Great work as always Rob. I think to be fair to the Boxster, it was developed entirely inhouse, whereas the 914, like the 924 after it, was jointly developed with VW, on the basis that VW would badge lower powered versions as a replacement for the Karmann Ghia coupe, and Porsche would badge higher powered cars. As usual VW got cold feet, and Porsche was left to sell the car alone. One of the causes of disquiet now that VW owns Porsche. In any case, lovely piece of Porsche history, and nice to see they are finally being appreciated.


----------



## Jordan_XSi (Mar 17, 2011)

What an amazing car, excellent work too.


----------



## DetailMe (Jan 13, 2011)

Very unusual Rob, not see one of these! Nice work mate

Chris


----------



## Superspec (Feb 25, 2011)

I've never seen one of those before. It's lovely. Great job.


----------



## polishyourcar (Oct 2, 2010)

What a rare car. Nice work :thumbs:


----------



## johngerard (Jun 13, 2008)

*Is it real?*

That's an outrageously good job. It doesn't look real. It looks like it's CGI, or a picture out of the Tamiya catalogue.

What a job on a very rare car.


----------



## DW58 (Nov 27, 2010)

My goodness, it's been a very long time since I last saw a 914. Great Job.


----------



## fishbonezken (Apr 17, 2010)

what a mint looking car! great job!


----------



## Sciroccostyle (Mar 31, 2011)

Never seen or heard of one of those, interesting with the history etc. Nice work as well it look better than new.


----------



## herbiedacious (Sep 27, 2010)

Lovely job,and a great car. Used to have an orange one,best handling car of that era l reckon, typical mid engine handling. Had a beetle with a 914S motor,that used to surprise a few people at the traffic light Grand Prix!:thumb::thumb::thumb:


----------



## slrestoration (Nov 11, 2009)

Lovely work Rob, usual high quality photgraphy in your write up mate:thumb:


----------



## Ti22 (Mar 24, 2009)

Lovely.. nice one!


----------



## Gleammachine (Sep 8, 2007)

*Update.*

Received an e-mail this morning from the owner of this 914.

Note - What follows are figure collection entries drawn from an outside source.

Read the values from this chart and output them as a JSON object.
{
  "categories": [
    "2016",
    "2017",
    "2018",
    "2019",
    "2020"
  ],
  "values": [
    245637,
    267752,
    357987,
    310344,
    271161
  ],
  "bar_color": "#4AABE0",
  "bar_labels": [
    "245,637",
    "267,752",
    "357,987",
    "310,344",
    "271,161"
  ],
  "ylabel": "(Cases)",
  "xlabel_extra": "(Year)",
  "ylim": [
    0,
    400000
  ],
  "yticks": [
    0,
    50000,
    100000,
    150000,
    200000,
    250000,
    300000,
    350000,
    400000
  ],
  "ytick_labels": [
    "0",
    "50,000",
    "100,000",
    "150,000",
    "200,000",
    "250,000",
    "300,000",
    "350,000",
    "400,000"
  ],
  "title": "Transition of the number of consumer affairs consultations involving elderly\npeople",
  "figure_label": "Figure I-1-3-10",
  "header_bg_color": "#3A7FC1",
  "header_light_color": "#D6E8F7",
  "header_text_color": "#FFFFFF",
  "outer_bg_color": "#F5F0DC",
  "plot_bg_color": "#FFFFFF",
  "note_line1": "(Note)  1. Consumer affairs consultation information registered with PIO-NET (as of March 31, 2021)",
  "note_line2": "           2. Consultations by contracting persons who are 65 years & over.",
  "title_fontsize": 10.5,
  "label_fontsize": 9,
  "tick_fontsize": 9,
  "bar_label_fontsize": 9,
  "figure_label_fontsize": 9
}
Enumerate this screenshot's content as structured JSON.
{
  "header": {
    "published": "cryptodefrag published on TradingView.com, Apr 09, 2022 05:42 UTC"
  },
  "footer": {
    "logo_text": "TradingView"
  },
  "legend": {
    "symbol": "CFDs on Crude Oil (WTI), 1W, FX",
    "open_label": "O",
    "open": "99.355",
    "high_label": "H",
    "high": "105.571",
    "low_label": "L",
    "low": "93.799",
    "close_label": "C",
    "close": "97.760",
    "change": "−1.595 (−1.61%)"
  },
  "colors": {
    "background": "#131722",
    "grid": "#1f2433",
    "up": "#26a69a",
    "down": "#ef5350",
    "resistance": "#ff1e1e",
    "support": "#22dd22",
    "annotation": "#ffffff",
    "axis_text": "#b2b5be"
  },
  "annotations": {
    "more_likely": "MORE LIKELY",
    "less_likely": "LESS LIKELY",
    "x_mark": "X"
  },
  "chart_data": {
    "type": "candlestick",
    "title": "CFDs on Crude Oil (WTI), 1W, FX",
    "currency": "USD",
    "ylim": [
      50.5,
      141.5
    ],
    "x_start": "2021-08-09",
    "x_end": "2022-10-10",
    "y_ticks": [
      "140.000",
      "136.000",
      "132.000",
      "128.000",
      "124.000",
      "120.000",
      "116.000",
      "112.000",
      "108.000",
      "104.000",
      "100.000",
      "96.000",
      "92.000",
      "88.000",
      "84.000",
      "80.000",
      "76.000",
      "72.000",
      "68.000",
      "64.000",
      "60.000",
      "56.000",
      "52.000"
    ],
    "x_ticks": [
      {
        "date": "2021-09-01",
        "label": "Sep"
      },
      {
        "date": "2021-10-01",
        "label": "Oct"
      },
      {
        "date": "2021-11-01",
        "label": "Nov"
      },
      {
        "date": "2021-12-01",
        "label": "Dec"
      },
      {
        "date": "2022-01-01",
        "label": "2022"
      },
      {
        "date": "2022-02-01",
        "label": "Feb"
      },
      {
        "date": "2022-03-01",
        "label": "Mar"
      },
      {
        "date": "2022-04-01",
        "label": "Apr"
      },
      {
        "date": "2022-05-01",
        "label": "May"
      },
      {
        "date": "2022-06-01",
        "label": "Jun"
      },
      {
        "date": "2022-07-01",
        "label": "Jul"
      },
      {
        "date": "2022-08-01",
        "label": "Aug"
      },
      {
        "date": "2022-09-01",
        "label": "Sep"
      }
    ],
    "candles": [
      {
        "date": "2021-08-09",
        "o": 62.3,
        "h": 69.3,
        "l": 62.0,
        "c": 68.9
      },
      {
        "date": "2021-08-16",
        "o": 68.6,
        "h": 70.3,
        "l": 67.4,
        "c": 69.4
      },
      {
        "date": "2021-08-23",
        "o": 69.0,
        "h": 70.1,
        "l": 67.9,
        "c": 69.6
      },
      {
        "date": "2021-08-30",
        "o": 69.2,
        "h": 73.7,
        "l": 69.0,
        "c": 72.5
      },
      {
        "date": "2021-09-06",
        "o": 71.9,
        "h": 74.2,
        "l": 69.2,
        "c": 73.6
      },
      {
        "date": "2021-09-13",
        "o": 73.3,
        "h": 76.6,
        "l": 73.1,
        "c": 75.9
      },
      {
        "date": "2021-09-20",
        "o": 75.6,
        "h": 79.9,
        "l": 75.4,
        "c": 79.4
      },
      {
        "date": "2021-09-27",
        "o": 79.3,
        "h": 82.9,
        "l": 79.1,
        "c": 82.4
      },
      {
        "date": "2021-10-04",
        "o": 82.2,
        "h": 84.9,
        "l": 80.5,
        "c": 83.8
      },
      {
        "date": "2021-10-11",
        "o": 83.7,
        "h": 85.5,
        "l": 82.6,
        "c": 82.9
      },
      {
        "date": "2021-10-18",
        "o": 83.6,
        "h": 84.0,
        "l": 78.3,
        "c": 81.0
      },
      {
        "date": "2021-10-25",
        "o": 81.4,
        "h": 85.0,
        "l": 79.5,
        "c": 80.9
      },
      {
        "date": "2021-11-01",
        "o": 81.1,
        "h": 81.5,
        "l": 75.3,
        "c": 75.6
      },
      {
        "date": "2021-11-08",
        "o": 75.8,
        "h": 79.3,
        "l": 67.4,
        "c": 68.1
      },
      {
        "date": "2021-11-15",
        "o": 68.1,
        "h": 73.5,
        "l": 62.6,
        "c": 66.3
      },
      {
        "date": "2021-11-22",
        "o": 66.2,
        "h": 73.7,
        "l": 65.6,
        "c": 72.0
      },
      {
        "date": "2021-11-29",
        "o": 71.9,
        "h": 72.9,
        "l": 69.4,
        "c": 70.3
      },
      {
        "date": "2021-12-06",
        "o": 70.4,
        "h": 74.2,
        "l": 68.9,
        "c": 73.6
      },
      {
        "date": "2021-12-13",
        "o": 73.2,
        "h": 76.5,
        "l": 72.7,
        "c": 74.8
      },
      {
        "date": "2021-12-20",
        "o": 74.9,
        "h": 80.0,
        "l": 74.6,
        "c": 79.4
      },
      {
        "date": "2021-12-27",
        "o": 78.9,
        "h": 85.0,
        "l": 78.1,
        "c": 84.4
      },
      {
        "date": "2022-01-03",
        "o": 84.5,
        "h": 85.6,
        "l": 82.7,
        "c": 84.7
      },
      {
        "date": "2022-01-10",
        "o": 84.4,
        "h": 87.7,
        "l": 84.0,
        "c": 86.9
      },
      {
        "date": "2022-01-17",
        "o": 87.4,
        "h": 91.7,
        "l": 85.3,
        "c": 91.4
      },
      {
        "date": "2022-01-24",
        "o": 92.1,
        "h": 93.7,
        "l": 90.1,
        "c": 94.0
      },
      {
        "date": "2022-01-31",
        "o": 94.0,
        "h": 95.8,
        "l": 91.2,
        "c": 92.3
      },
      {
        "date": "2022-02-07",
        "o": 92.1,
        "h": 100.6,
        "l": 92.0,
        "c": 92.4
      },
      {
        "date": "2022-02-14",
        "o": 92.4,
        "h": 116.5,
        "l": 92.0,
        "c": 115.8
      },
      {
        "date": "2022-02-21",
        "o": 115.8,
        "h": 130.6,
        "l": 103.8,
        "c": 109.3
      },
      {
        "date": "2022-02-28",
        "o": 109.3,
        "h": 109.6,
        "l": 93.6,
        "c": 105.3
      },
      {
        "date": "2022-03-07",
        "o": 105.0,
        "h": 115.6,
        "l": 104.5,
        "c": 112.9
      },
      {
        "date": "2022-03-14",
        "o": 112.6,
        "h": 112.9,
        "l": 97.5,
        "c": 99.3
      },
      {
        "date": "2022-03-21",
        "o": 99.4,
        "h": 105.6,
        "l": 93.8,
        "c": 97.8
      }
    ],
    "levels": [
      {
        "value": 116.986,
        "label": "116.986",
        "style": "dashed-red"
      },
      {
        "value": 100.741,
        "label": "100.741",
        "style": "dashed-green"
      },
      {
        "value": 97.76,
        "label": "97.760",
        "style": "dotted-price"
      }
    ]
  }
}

_My 914 won "Best 4 cylinder car" at the Classic Porsche Show at Castle Hedingham on Sunday !
Thanks for all your efforts._

Very pleasing for all the customers efforts in the restoration, and my small part on the detailing side of it.:thumb:


----------



## Keith_sir (Jun 27, 2011)

Never seen this car, looks great. Nice work too.


----------



## Coxy914 (Jan 14, 2007)

Gleammachine said:


> Received an e-mail this morning from the owner of this 914.
> 
> _My 914 won "Best 4 cylinder car" at the Classic Porsche Show at Castle Hedingham on Sunday !
> Thanks for all your efforts._
> ...


Had a good look around it on Sunday!

Looked superb!


----------



## zippo (Mar 26, 2008)

I'm off to spec savers or similar .I Have no idea how I missed this. A Stunning piece of work mate without a doubt. There's a chap who rallies one of these in one of the historic rally series . Him and co-driver must have hard butts its not exactly endowed with ground clearance is, but I digress. That's a stunning detail you did Rob even if you have grown a few grey hairs since you did the detail and I've commented on it. Can't let a car like that with the work you put in pass by it would be against the grain 
Daz


----------



## gatman (Jun 13, 2012)

Great job 

How come you used an ONR wash, was there no access to proper water supplies?


----------



## NornIron (May 12, 2007)

I love 914's and 914/6's... lovely car and great work:thumb:


----------



## Gleammachine (Sep 8, 2007)

One of my favourite cars in my portfolio, now this is spooky- the owner e-mailed me last week to book in his Targa, and informed me that the 914 is no more, sadly it got written off shortly after the car show it was detailed for.



zippo said:


> I'm off to spec savers or similar .I Have no idea how I missed this. A Stunning piece of work mate without a doubt. There's a chap who rallies one of these in one of the historic rally series . Him and co-driver must have hard butts its not exactly endowed with ground clearance is, but I digress. That's a stunning detail you did Rob even if you have grown a few grey hairs since you did the detail and I've commented on it. Can't let a car like that with the work you put in pass by it would be against the grain
> Daz


Thanks Daz, appreciate your comments.



gatman said:


> Great job
> 
> How come you used an ONR wash, was there no access to proper water supplies?


Thanks, it was a hot day and the car was very clean, so to save additional work ONR was used.



NornIron said:


> I love 914's and 914/6's... lovely car and great work:thumb:


Thanks, would love a 6's.


----------



## Fonz (Jul 2, 2012)

Nice work there. :thumb: Looks lovely in yellow.

Love 914s. Great cars to drive.


----------



## hibberd (Jul 5, 2006)

wow, havnt seen one in many many years..was a schoolboy dream of mine..very nice work on it..superb results


----------